The monocoque combines the driver’s survival cell, cockpit and forms an integral part of the chassis, with the engine and suspension among the compartments bolted to it.
Despite it not being common-place until the 1980s, the first example of this device appeared in the 1960s/ An aluminum alloy monocoque chassis was first used in the 1962 Lotus 25 Formula 1 entry, while McLaren was the first to use carbon-fibre-reinforced polymers to construct the monocoque of the 1981 McLaren MP4/1, this being the device and construction the world of motorsport is used to.
For safety reasons, no fuel, oil or water lines may pass through the cockpit and the driver must be able to get out within five seconds without having to remove anything except seatbelts and steering wheel (which he must be able to refit within another five seconds). F1 seat belts comprise a six-point harness, which the driver can undo in one movement. They have been compulsory since 1972.
The monocoque must be mainly constructed of carbon fibre, with up to 60 layers of it in places to absorb the energy of heavy impact accidents largely due to the high-speed nature of accidents in modern day Formula One. There is also a roll-over hoop behind the driver’s head, made of metal or composite materials while the survival cell’s flanks are protected by a 6mm layer of carbon and Zylon, a material used to make bullet-proof vests. The updates to this in recent years include the HALO device, designed to prevent foreign objects entering the cockpit and striking the drivers head.
The width of the cockpit must be 50 centimetres at the steering wheel and 30 centimetres at the pedals, the modern day monocoque often compared to driving in a bath tub as a result.
The driver’s seat is a single plastic cast and is tailored to each driver according to their exact shape and size to provide maximum protection. Since 1999, the seat has been detachable for it to be possible to remove the driver and seat as one after an accident, decreasing the chances of spinal injuries.

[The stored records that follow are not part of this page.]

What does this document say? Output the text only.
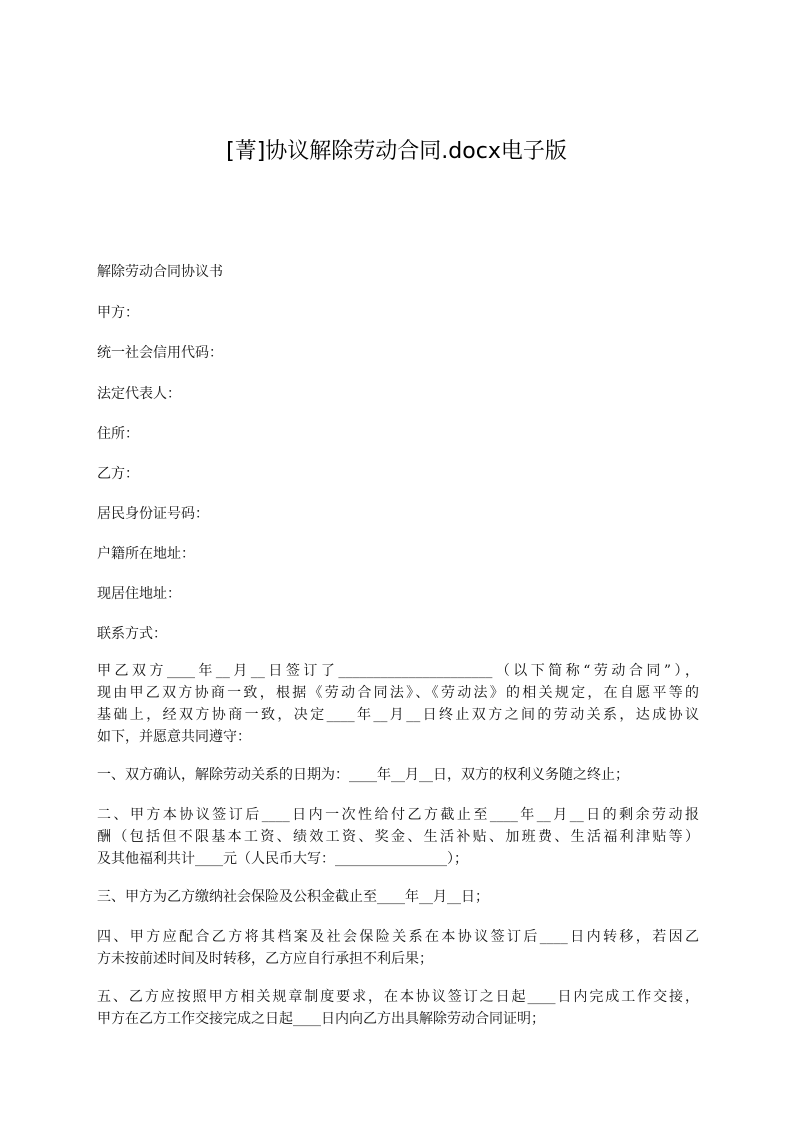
[菁]协议解除劳动合同.docx电子版

解除劳动合同协议书

甲方：

统一社会信用代码：

法定代表人：

住所：

乙方：

居民身份证号码：

户籍所在地址：

现居住地址：

联系方式：

甲乙双方____年__月__日签订了______________________（以下简称“劳动合同”），
现由甲乙双方协商一致，根据《劳动合同法》、《劳动法》的相关规定，在自愿平等的
基础上，经双方协商一致，决定____年__月__日终止双方之间的劳动关系，达成协议
如下，并愿意共同遵守：
一、双方确认，解除劳动关系的日期为：____年__月__日，双方的权利义务随之终止；
二、甲方本协议签订后____日内一次性给付乙方截止至____年__月__日的剩余劳动报
酬（包括但不限基本工资、绩效工资、奖金、生活补贴、加班费、生活福利津贴等）
及其他福利共计____元（人民币大写：________________）；
三、甲方为乙方缴纳社会保险及公积金截止至____年__月__日；
四、甲方应配合乙方将其档案及社会保险关系在本协议签订后____日内转移，若因乙
方未按前述时间及时转移，乙方应自行承担不利后果；
五、乙方应按照甲方相关规章制度要求，在本协议签订之日起____日内完成工作交接，
甲方在乙方工作交接完成之日起____日内向乙方出具解除劳动合同证明；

The system is now synonymous with the open-wheel racing community and has saved the lives of many a driver, famously Robert Kubica at the 2007 Canadian Grand Prix and Mark Webber at the 2010 European Grand Prix.
The monocoque started out life in Formula One as an aerodynamic device designed to increase efficiency, making the car narrower. The development of this system has led to Formula One and the wider racing community now being as safe as it ever has been, and the motorsport community continues to strive for improvements.